Entre-temps, Ann découvre sur internet, un autre agent Yamaha à La Palma (l’île) tout près de la marina Tazacorte où nous comptons nous rendre ! Ni une, ni deux, nous décommandons donc le technicien de Tenerife … C’était bien entendu sans compter sur la capitainerie de la marina qui semble beaucoup vouloir nous garder le plus longtemps possible en son sein !

Bref, le technicien de Tenerife vient lundi matin ce qui retarde notre départ pour La Palma prévu pour dimanche aux aurores.

Samedi 15.10.2011

Un samedi de farniente où il ne s’est RIEN, ABSOLUMENT RIEN  passé !!!!!! « Bizarre  … Mon Dieu comme c’est bizarre » pour reprendre une réplique de Louis Jouvet en l’un de ses films.

Dimanche 16.10.2011

La nouvelle fournée de « morses » est arrivée … Cela défile à nouveau sur le quai de la marina. Ils sont pas plus beaux que les précédents,  juste très blancs. Demain, ils  seront homards …

Pour notre part, nous avons fait pénitence : Nous avons nettoyé l’intérieur du bateau ! Mais qu’est-ce que je donnerais cher pour avoir une femme à journée … Mon Dieu que la vie était douce et agréable quand nous étions encore au pays !

Lundi 17.10.2011

H-e-u-r-e-u-x : Le moteur de l’annexe n’a pas voulu démarrer ce matin ! Je vous connais :  Je vous entends  déjà vous dire que je suis bon pour l’asile des fous. Vous n’êtes sans doute pas très loin de la vérité mais pas cette fois !

Que je vous explique.

Ce lundi matin, nous avions rendez-vous avec le technicien Yamaha pour le moteur de notre annexe.
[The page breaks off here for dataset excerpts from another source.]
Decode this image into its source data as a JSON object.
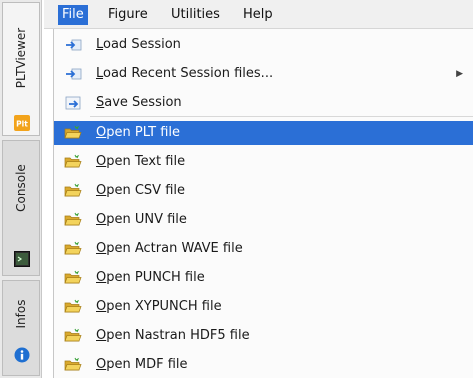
{
  "dock": {
    "tabs": [
      {
        "label": "PLTViewer",
        "icon": "plt-icon"
      },
      {
        "label": "Console",
        "icon": "console-icon"
      },
      {
        "label": "Infos",
        "icon": "info-icon"
      }
    ],
    "plt_icon_text": "Plt"
  },
  "menubar": {
    "items": [
      "File",
      "Figure",
      "Utilities",
      "Help"
    ]
  },
  "file_menu": {
    "items": [
      {
        "label": "Load Session",
        "icon": "load-session-icon"
      },
      {
        "label": "Load Recent Session files...",
        "icon": "load-session-icon",
        "submenu": true
      },
      {
        "label": "Save Session",
        "icon": "save-session-icon"
      },
      {
        "label": "Open PLT file",
        "icon": "folder-open-icon",
        "highlighted": true
      },
      {
        "label": "Open Text file",
        "icon": "folder-open-icon"
      },
      {
        "label": "Open CSV file",
        "icon": "folder-open-icon"
      },
      {
        "label": "Open UNV file",
        "icon": "folder-open-icon"
      },
      {
        "label": "Open Actran WAVE file",
        "icon": "folder-open-icon"
      },
      {
        "label": "Open PUNCH file",
        "icon": "folder-open-icon"
      },
      {
        "label": "Open XYPUNCH file",
        "icon": "folder-open-icon"
      },
      {
        "label": "Open Nastran HDF5 file",
        "icon": "folder-open-icon"
      },
      {
        "label": "Open MDF file",
        "icon": "folder-open-icon"
      }
    ]
  },
  "colors": {
    "highlight": "#2b6fd6",
    "folder": "#e8c84a",
    "plt_badge": "#f2a31b",
    "info": "#1f6fd1"
  }
}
Comme il s’agit d’une panne « intermittente » (dans la catégorie, ce sont les plus vicieuses),  il existe une loi appelée « loi universelle de la vexation » suivant laquelle vous pouvez être certain qu’en présence  du technicien, votre moteur démarrera du premier coup en un superbe ronronnement.

J’ai donc décidé de faire croire à se stupide moteur que j’étais le technicien (admirez la finesse et l’intelligence de la manœuvre) en allant  faire un petit tour avec l’annexe avant que le technicien ne pointe le bout de son nez … Et mon moteur Yamaha est tombé dans le panneau : Il a démarré du premier coup en un superbe ronronnement !

Evidemment quand le vrai technicien est arrivé une grosse demi-heure plus tard, le moteur, lui, il a cru que c’était moi et n’a plus voulu démarrer …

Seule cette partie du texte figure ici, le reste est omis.